The root canal is the innermost portion of the tooth. The root canal is filled with nerves, blood vessels and connective tissue called pupl. Sometimes this inner portion of the tooth gets infected and inflamed and can be very painful.
The purpose of a root canal therapy is to clean out the infected tissue and reseal the tooth. Don’t forget, the procedure is used to relieve pain, not cause pain. In fact, with the advances in modern dentistry, most patients say that the procedure is completely painless.
How do I Know if I Need Root Canal Therapy?
If you keep going for regular check-ups, tooth problems won’t usually advance to the point where you need a root canal treatment. Symptoms of needing this therapy include:
- Tenderness to when chewing
- Persistent pain
- Sensitivity to heat or cold
- Tooth discolouration
- Swelling and discharge near infected tooth
- Swollen lymph glands
Sometimes, there are very few or no symptoms.
A root canal procedure will not be possible in a single visit, but will take a number of appointments. Some of your teeth such as the incisors and canines have a single root, while others, like your molars, have two roots. This makes the procedure a little more time consuming for those teeth.
- After an initial examination and x-rays, the dentist will administer an anaesthetic. Once this has taken effect, the tooth will be isolated by means of a dental dam. The dental dam is a thin sheet of plastic that is placed over the tooth and surrounding areas. This isolates the tooth from infection during the procedure.
- Next, the dentist will drill through the top of the tooth, into the tooth root.
- Extremely small instruments are used to clean out the pulp cavity and root canals.

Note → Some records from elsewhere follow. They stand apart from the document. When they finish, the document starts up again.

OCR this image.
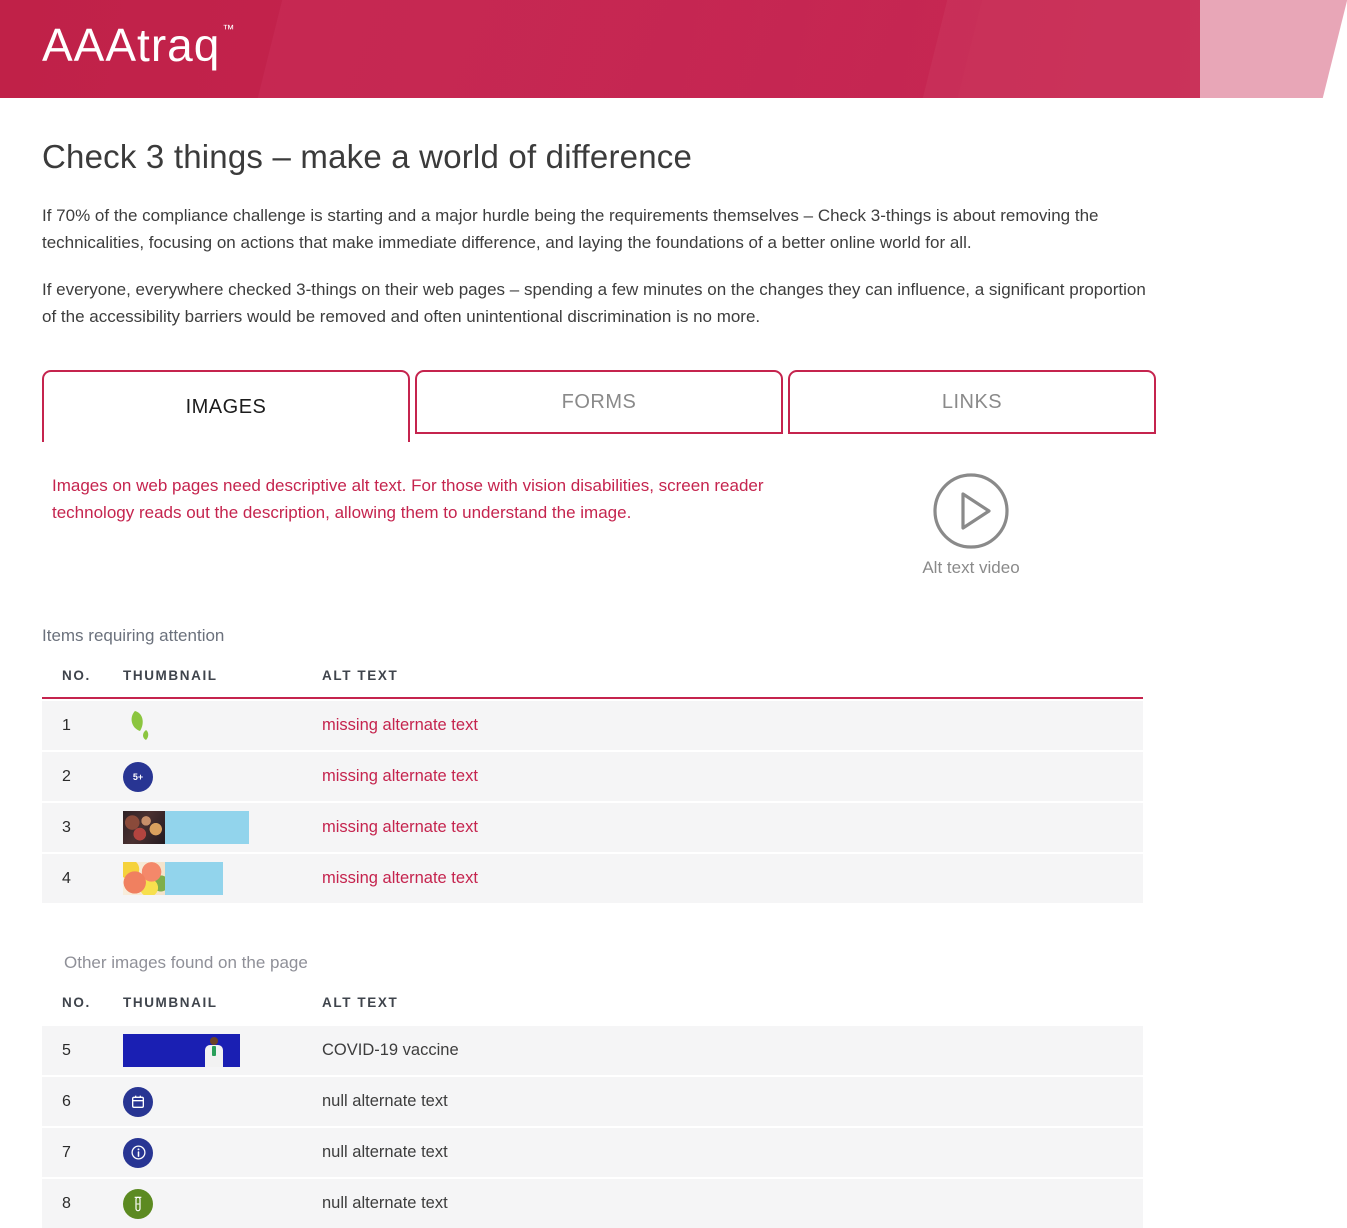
AAAtraq ™
Check 3 things – make a world of difference

If 70% of the compliance challenge is starting and a major hurdle being the requirements themselves – Check 3-things is about removing the technicalities, focusing on actions that make immediate difference, and laying the foundations of a better online world for all.

If everyone, everywhere checked 3-things on their web pages – spending a few minutes on the changes they can influence, a significant proportion of the accessibility barriers would be removed and often unintentional discrimination is no more.

IMAGES	FORMS	LINKS
Images on web pages need descriptive alt text. For those with vision disabilities, screen reader technology reads out the description, allowing them to understand the image.
Alt text video
Items requiring attention
NO.	THUMBNAIL	ALT TEXT
1	missing alternate text
2	5+	missing alternate text
3	missing alternate text
4	missing alternate text
Other images found on the page
NO.	THUMBNAIL	ALT TEXT
5	COVID-19 vaccine
6	null alternate text
7	null alternate text
8	null alternate text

The pulp cavity and root canals are then shaped to accommodate the filling material.
- After the pulp cavity and root canals have been shaped and cleaned, the cavity is then filled with a biocompatible, rubber like substance called gutta-percha. The root canals are very small and have to be re-shaped to allow the gutta-percha to penetrate. A special adhesive is used to firmly cement the gutta-percha in place and completely seal the tooth.
- Normally, the dentist will seal the tooth with a temporary filling while your mouth recovers and final checks are done for re-infection.
- The temporary filling is removed, and the tooth is prepared for the final step. Your dentist will now attach the permanent crown to restore your tooth’s full function. The root canal procedure does not in any way affect the functioning of the tooth. The tooth is still nourished through the surrounding connective tissue.
Benefits of Root Canal Therapy Procedure
- Deep infection is stopped
- The tooth is saved
- Full chewing function is restored
- The full biting sensation and force is restored
- The tooth has a natural appearance
- Severe strain on adjacent teeth is avoided
With modern dentistry, root canal therapy has become a painless procedure. Infection in the root canal, if not treated, will result in a great deal of discomfort. It could also lead to the loss of the tooth. Root canal therapy is one of the few procedures where the tooth can be saved in the face of severe infection.